Numerical solutions of stochastic partial differential equations

Abstract

The main part of this thesis is devoted to the analysis of stochastic partial differential equations of Wick-type. In particular, we study numerical approximations of solutions to boundary value problems for such equations.

The problems are formulated in a weak sense over a Hilbert space of stochastic distributions. The numerical approximations are then obtained using a Galerkin type of approximation, where elements of the stochastic Hilbert space are approximated by cutting off their chaos expansion and approximating the remaining coefficients in a suitable finite element space. This leads to a sequence of deterministic variational problems, each giving one chaos coeÆcient of the approximation. We establish, to some extent, optimal convergence results for these approximations. These theoretical results have been motivated and supported through numerical experiments on some particular examples.
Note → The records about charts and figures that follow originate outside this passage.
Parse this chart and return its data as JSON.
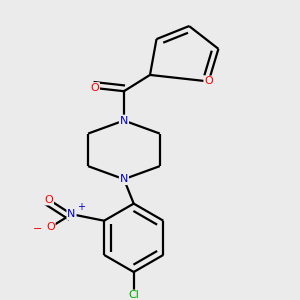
{
  "bg_color": "#ebebeb",
  "atom_colors": {
    "C": "#000000",
    "N": "#0000cc",
    "O": "#ff0000",
    "Cl": "#00aa00"
  },
  "bond_color": "#000000",
  "bond_width": 1.6,
  "fig_bg": "#ebebeb"
}
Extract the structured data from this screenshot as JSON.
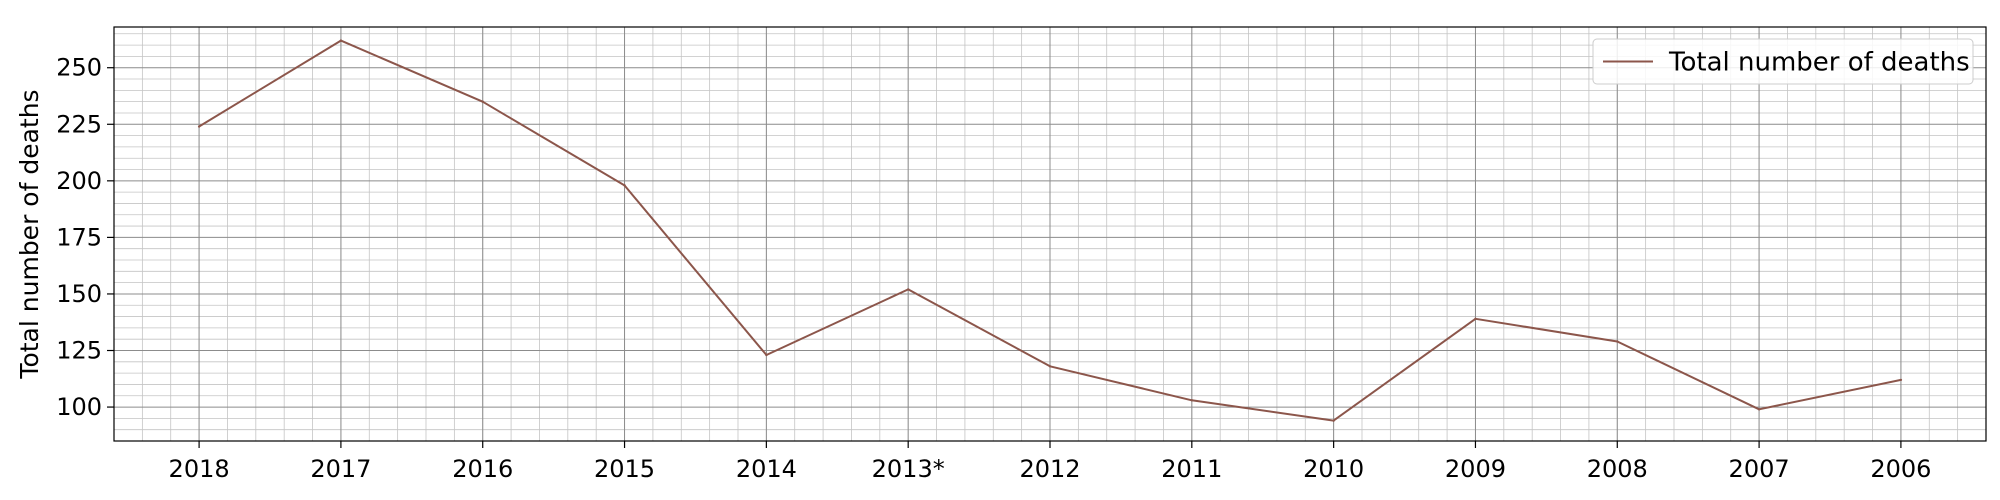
{
  "chart_data": {
    "type": "line",
    "categories": [
      "2018",
      "2017",
      "2016",
      "2015",
      "2014",
      "2013*",
      "2012",
      "2011",
      "2010",
      "2009",
      "2008",
      "2007",
      "2006"
    ],
    "series": [
      {
        "name": "Total number of deaths",
        "values": [
          224,
          262,
          235,
          198,
          123,
          152,
          118,
          103,
          94,
          139,
          129,
          99,
          112
        ],
        "color": "#8c564b"
      }
    ],
    "ylabel": "Total number of deaths",
    "ylim": [
      85,
      268
    ],
    "yticks": [
      100,
      125,
      150,
      175,
      200,
      225,
      250
    ],
    "grid": true,
    "grid_minor": true,
    "legend_position": "top-right"
  }
}
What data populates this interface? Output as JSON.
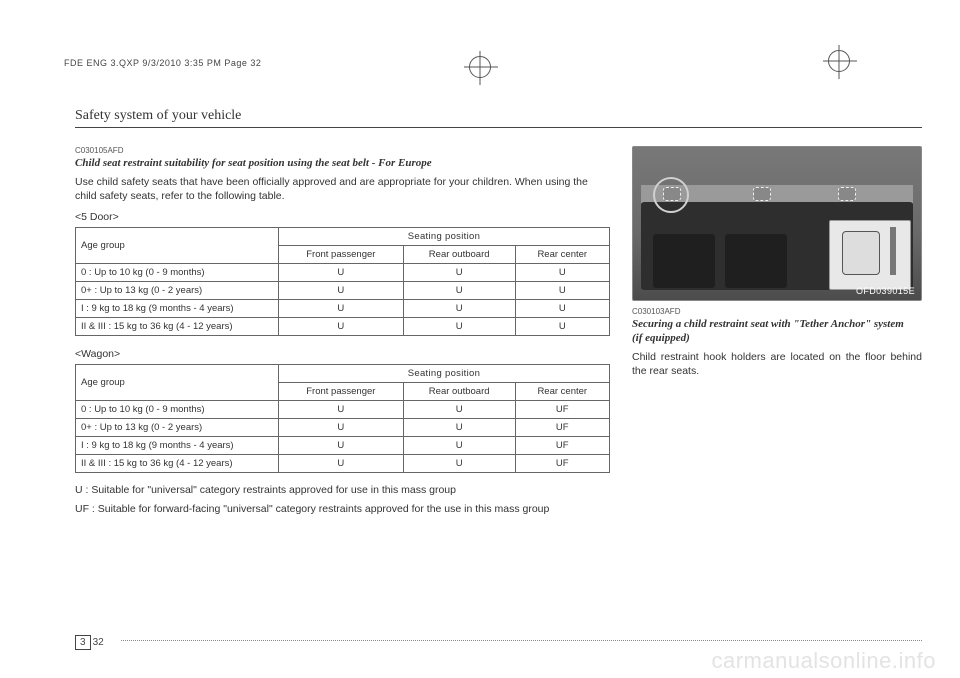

Another aspect of this research has been the practical implementation of the described methods on a digital computer. During our investigations we have developed a software library, which has been used in the implementation of the various examples given. The library is not included in the thesis, but is available on request.

We have throughout this thesis given special attention to the stochastic pressure equation of Wick-type. This equation models the pressure in a flow through a stochastic porous medium, with applications, for example, in the field of oil-recovery. We have established better stochastic regularity of the solution than what was previously known. Moreover, we develop a new numerical method for this equation based on a mixed finite element approach. We derive optimal error estimates, both for the pressure and for the velocity of the fluid.

In the final part in this thesis we consider the somewhat different problem of estimating parameters in a stochastic differential equation on the basis of partial and noisy observations. We treat this classical problem in the context of nonlinear filtering theory, and derive a robust estimator, based on a Feynman-Kac representation of the solution to the associated Zakai measure equation.